I’ve heard there’s a dog-eat-dog world out there, but as I do change-of-the-year reflections, I’m thankful that I’ve had two careers that know nothing of it. I’ve been pretty amazed as I’ve moved into the writing world in my second look at “what I want to be when I grow up” that I have not found it here. There are so many people writing and such a few openings for publishing that one would think good ideas would be kept close to the vest. Not so. Writers I’ve met from big names to wannabes share ideas and helpful hints on which publisher might be interested in your piece of work. Some are even kind enough to do meticulous editing.
I had come to expect that kind of helpfulness in the teaching world. Teaching kindergarten, second grade, and junior high in Texas, Germany, and Louisiana for close to thirty years, I only came across one teacher who guarded her good ideas. Most teachers knew they could share a new method with a teacher on the hall, and it would return with improvements.
I had one that returned fortuitously from further than down the hall. I had spent considerable time in Germany making a set of timed tests for second grade math facts that included all the addition/subtraction combinations, got progressively harder, and mingled in review combinations. Before the day of doing things on the computer, I had made squares and printed the combinations in my very best second grade script. One of my parent volunteers asked for copies of the tests for her friend who taught in another school north of us.
Wouldn’t you know that the only box the Army movers ever lost for us was on our next move to Louisiana and included my carefully done tests? Not having the time to start over in my new school, I used some generic tests furnished by the school district that were not so carefully thought out.

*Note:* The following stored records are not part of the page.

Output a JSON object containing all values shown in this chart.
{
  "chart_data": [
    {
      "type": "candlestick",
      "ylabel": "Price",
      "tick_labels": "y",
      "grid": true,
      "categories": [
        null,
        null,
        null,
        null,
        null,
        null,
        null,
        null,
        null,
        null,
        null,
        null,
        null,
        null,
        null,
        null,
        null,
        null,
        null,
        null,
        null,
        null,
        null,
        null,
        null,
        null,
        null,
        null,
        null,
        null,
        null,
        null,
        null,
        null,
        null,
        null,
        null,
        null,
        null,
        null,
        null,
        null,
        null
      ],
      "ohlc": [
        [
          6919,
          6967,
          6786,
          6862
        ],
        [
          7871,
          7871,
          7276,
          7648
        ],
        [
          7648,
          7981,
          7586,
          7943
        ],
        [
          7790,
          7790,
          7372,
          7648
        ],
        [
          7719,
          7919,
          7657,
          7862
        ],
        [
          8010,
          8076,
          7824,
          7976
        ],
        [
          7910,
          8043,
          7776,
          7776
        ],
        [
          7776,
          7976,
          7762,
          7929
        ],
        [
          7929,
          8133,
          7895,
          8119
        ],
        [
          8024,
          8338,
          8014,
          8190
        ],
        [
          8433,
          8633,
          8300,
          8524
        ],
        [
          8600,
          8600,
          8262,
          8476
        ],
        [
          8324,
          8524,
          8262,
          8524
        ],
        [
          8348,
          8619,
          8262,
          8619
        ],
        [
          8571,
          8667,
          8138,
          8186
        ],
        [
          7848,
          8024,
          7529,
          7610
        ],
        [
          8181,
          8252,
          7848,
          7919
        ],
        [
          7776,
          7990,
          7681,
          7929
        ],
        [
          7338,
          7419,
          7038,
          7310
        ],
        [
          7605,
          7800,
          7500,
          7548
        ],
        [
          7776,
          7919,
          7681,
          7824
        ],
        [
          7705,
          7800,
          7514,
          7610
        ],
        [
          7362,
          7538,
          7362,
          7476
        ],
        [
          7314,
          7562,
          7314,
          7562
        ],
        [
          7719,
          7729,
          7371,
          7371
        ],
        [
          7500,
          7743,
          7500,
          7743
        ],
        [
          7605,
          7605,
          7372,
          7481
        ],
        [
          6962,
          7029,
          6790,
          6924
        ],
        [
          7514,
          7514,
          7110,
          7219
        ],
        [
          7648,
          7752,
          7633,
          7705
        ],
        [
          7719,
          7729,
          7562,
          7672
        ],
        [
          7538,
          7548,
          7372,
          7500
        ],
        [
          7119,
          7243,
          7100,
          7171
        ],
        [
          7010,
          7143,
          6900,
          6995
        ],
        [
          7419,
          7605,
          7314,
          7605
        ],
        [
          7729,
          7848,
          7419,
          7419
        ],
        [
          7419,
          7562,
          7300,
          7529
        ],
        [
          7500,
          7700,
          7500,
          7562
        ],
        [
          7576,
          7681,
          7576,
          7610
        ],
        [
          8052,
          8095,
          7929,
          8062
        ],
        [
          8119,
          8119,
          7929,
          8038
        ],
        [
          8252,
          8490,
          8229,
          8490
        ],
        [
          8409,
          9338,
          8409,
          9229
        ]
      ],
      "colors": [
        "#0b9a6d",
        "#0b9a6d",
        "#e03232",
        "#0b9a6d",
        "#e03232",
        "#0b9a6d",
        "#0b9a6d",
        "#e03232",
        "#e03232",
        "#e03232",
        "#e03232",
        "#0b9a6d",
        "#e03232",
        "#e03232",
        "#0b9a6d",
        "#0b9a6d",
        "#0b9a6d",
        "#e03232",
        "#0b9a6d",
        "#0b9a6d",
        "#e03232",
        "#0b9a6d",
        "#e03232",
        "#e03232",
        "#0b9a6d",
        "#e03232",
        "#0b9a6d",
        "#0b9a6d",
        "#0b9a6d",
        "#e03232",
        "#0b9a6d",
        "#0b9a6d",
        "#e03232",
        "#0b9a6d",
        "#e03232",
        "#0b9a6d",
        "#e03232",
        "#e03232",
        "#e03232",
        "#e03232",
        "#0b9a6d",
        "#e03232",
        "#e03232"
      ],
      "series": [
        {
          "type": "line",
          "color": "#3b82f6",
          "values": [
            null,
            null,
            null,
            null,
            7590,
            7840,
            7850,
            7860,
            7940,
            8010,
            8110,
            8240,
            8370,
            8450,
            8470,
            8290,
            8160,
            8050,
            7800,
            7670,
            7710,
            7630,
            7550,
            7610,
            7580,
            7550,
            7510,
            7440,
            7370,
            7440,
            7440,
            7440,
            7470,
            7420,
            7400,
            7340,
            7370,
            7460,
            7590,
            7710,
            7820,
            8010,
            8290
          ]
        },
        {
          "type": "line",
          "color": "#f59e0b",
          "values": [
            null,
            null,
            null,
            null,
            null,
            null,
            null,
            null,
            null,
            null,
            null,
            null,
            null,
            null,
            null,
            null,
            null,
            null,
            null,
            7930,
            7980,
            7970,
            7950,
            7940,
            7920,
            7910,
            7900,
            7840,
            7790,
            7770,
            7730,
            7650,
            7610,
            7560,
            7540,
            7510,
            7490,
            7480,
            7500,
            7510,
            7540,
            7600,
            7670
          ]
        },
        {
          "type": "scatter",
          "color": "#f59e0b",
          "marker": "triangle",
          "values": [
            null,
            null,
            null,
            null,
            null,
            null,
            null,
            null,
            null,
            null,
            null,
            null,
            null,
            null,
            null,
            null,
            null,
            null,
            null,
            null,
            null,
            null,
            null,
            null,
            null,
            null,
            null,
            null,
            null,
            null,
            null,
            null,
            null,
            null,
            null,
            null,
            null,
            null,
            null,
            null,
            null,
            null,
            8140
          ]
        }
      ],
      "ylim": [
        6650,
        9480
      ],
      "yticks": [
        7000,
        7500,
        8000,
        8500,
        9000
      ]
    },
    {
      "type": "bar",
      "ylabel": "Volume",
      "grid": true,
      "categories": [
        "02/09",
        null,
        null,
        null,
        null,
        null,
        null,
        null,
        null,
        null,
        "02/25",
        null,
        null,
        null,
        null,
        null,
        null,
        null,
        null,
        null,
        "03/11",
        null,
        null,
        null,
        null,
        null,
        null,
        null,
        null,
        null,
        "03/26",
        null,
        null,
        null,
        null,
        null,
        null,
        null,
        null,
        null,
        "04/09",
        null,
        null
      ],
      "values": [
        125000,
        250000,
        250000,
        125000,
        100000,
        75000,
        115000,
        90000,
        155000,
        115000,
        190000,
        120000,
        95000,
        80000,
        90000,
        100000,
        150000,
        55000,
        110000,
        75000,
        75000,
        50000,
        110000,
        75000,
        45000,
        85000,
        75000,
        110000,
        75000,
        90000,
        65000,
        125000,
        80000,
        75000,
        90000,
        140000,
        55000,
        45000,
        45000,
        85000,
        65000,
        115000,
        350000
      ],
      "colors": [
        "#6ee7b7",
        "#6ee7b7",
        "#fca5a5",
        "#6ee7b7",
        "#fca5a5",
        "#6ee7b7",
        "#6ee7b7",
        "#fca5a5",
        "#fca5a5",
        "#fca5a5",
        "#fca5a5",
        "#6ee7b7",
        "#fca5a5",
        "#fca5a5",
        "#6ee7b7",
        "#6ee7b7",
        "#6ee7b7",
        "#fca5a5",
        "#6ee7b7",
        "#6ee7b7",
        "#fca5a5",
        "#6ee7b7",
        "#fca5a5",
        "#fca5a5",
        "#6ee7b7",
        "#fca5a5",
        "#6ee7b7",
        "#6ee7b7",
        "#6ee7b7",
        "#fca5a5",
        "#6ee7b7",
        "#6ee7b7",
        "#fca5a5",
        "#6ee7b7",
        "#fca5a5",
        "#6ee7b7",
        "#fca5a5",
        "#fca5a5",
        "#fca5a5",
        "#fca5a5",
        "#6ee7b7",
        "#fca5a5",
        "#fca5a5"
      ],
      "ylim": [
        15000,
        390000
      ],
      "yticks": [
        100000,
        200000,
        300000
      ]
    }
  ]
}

The next year we got a new teacher on our hall transferring in from Germany. At an early second grade teachers’ meeting, she picked up one of the district tests and said, “I have a better set of timed tests than these if you would like to use them.” She pulled out her folder, and there were my tests – in my handwriting! She had received copies from a chain that began with my parent volunteer’s friend.
The proverb says, “Cast your bread upon the waters, for after many days you may find it again.” I would add, “And sometimes it has butter on it.”